1. might open the way for a heart to heart, but 2. will probably make her remember the one time he brought her flowers, and once she gets misty-eyed over the flowers you're the bad guy in this discussion. (You can attack her short-sightedness, but it's a bit early in the conversation for big guns, no?)

Also, it is very important to keep your ego out of it. Everybody likes to be right. You feel like you've come up with the best way out of your friend's dilemma, and if you feel yourself starting to get a little huffy that she wants to do things differently, you wouldn't be the first. Just relax and do your best to help, and listen.  "But what I'm hearing from you is..." can be very useful.
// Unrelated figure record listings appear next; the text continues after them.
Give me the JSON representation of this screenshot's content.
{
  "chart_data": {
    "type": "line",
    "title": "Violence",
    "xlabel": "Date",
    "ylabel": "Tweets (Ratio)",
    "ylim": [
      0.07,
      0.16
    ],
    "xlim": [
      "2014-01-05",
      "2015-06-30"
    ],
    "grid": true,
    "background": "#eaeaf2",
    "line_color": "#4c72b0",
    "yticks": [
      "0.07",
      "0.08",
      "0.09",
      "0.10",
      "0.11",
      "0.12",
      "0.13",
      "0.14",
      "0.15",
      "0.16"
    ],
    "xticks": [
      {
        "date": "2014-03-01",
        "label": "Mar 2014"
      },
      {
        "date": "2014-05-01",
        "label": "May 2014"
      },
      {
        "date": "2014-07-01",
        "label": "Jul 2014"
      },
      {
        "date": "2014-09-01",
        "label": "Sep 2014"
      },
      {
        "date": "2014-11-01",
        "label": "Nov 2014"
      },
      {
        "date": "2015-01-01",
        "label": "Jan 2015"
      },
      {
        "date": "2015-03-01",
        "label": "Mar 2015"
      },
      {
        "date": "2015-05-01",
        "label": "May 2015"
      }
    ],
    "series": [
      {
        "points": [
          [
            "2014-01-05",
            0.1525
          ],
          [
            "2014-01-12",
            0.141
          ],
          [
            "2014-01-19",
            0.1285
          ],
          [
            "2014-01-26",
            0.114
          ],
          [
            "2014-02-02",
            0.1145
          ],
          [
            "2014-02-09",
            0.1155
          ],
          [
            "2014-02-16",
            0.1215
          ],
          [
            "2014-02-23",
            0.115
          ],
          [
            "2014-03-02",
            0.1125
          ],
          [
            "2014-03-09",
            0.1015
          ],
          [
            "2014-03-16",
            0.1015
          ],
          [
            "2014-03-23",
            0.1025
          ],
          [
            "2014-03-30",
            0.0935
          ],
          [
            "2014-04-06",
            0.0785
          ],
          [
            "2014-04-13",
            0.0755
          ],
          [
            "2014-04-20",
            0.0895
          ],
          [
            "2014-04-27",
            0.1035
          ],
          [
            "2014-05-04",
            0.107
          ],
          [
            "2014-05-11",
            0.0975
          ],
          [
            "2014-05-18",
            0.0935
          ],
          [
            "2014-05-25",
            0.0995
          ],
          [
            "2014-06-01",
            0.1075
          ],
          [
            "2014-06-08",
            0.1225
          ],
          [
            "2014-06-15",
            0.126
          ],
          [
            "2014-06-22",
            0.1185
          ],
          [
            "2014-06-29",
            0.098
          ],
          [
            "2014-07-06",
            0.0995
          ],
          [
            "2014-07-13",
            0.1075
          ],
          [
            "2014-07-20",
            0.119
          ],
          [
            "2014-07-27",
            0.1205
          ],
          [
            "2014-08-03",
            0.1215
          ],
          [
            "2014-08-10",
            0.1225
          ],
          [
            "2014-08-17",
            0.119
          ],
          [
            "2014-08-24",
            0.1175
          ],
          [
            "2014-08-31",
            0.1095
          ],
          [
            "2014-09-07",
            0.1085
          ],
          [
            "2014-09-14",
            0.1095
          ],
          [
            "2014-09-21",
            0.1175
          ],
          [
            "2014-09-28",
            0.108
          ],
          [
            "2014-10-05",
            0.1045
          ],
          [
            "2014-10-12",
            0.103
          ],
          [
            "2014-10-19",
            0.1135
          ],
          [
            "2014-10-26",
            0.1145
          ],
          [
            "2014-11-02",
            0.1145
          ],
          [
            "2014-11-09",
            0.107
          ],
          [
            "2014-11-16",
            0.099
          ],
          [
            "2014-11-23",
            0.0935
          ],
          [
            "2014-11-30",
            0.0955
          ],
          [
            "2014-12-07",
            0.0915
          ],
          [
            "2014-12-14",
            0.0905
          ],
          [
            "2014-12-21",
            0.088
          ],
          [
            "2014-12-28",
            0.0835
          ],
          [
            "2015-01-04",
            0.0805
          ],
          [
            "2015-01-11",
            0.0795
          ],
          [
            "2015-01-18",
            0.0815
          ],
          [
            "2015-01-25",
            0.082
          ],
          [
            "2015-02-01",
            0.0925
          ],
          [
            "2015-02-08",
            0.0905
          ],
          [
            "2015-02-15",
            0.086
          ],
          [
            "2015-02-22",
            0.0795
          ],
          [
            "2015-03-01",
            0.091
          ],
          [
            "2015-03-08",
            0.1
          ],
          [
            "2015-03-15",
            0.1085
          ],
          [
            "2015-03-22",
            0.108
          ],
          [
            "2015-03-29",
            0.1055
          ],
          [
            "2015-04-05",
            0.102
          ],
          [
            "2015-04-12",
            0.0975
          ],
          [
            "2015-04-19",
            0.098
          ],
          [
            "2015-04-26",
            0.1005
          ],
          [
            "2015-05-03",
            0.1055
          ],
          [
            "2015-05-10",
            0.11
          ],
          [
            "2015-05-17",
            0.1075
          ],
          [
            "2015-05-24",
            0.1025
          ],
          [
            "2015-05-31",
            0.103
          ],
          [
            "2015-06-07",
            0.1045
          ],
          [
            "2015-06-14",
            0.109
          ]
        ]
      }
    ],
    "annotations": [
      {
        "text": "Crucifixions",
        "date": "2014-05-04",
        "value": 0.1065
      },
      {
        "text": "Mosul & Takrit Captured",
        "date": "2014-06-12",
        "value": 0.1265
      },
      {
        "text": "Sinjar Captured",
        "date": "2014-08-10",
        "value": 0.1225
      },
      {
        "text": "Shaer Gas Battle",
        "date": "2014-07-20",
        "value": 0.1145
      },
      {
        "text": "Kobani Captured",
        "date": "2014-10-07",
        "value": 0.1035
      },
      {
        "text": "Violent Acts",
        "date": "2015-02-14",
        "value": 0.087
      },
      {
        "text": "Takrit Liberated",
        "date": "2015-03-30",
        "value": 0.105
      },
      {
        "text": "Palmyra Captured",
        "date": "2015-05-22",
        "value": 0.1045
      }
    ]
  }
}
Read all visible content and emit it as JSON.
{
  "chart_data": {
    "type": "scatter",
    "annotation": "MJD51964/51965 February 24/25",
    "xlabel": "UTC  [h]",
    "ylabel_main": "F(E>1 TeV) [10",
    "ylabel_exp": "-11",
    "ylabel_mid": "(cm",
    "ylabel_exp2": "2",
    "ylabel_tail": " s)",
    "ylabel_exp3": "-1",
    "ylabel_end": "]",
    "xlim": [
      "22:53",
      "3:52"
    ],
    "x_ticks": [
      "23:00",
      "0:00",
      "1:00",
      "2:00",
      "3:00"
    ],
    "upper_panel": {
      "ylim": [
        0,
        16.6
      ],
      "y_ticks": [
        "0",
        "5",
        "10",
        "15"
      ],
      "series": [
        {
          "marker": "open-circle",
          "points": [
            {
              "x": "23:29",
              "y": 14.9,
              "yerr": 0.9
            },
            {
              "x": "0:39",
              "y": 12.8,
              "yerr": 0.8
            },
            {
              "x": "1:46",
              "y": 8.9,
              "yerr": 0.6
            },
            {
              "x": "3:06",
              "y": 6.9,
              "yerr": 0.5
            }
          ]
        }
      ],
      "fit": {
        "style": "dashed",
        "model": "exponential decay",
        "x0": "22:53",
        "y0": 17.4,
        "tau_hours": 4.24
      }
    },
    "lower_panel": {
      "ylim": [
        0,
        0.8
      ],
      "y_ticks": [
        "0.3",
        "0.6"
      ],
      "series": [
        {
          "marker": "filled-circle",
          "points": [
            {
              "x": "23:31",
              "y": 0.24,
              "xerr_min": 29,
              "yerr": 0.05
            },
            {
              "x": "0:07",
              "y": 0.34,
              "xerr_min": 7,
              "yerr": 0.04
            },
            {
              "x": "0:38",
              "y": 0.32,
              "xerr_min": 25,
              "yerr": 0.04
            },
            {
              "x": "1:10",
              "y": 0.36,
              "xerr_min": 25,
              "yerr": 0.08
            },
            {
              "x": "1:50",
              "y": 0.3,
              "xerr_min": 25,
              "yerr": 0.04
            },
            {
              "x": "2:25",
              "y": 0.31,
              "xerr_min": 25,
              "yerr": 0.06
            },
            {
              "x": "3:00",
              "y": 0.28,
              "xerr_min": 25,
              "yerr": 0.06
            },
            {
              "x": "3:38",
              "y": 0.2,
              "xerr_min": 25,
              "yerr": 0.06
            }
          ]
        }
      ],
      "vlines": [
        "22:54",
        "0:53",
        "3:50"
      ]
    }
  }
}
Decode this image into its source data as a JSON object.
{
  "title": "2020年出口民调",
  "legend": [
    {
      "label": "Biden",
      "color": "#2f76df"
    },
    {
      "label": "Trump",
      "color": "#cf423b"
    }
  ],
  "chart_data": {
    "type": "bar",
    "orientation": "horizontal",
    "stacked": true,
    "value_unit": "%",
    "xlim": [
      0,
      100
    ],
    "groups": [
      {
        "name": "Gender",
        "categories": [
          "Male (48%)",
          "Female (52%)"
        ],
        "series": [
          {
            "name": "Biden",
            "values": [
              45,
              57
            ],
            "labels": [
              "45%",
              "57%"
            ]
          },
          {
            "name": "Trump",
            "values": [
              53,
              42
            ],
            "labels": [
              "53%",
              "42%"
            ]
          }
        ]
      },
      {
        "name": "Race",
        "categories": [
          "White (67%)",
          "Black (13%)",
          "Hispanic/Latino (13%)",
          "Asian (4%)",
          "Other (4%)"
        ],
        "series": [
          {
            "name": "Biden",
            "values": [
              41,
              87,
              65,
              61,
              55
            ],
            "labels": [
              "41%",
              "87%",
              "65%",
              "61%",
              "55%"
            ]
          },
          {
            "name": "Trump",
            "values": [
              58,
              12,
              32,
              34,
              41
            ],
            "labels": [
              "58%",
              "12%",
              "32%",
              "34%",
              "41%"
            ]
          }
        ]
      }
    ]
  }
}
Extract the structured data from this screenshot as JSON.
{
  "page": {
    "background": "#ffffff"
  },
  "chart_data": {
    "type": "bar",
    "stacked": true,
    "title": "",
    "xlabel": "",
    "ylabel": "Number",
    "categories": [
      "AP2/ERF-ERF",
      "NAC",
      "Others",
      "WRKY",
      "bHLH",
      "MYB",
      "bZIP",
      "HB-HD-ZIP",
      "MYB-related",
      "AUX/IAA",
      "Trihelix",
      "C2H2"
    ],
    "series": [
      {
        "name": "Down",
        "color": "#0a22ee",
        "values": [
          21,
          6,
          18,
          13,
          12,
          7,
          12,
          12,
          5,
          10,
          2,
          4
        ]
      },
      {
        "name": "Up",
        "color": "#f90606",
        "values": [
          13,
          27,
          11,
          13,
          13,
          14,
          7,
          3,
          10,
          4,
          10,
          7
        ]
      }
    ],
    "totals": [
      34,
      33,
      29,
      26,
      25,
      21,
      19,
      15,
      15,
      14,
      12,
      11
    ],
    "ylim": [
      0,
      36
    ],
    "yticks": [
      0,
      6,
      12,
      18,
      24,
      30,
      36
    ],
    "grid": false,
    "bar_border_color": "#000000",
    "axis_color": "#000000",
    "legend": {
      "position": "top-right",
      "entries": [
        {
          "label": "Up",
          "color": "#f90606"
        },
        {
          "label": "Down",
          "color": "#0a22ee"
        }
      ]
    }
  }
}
Just pointing out behavior patterns, explaining that certain scenarios are quite stereotypical, giving new frameworks for thinking about things, etc. allow you to show you're listening, let your friend feel heard, and help her see a new way of narrativizing what's going on.

The message of "I care about you, I worry about you and I want to hear your side of the story" is generally well received; people get annoyed if they feel the hearing of their side of the story is a front for lecturing them about their life. However, it's also a fact that sometimes people are wrong, and wrong-headedly set off about destroying their own lives. In this case, perhaps strong words are necessary. It's more your call whether it's better to speak your mind and ruin the friendship, or stick around in the hopes of subtly influencing things later on. Both are possible strategies. However, I can say from experience that some things people said to me stuck with me for years before I got around to changing them. Words, especially cumulatively, have an effect. Even if you speak your mind and you think it's gotten you nowhere, you might be surprised down the road. Change is hard, much more so for the person changing than the person lecturing! But when you're lecturing, you sometimes forget this.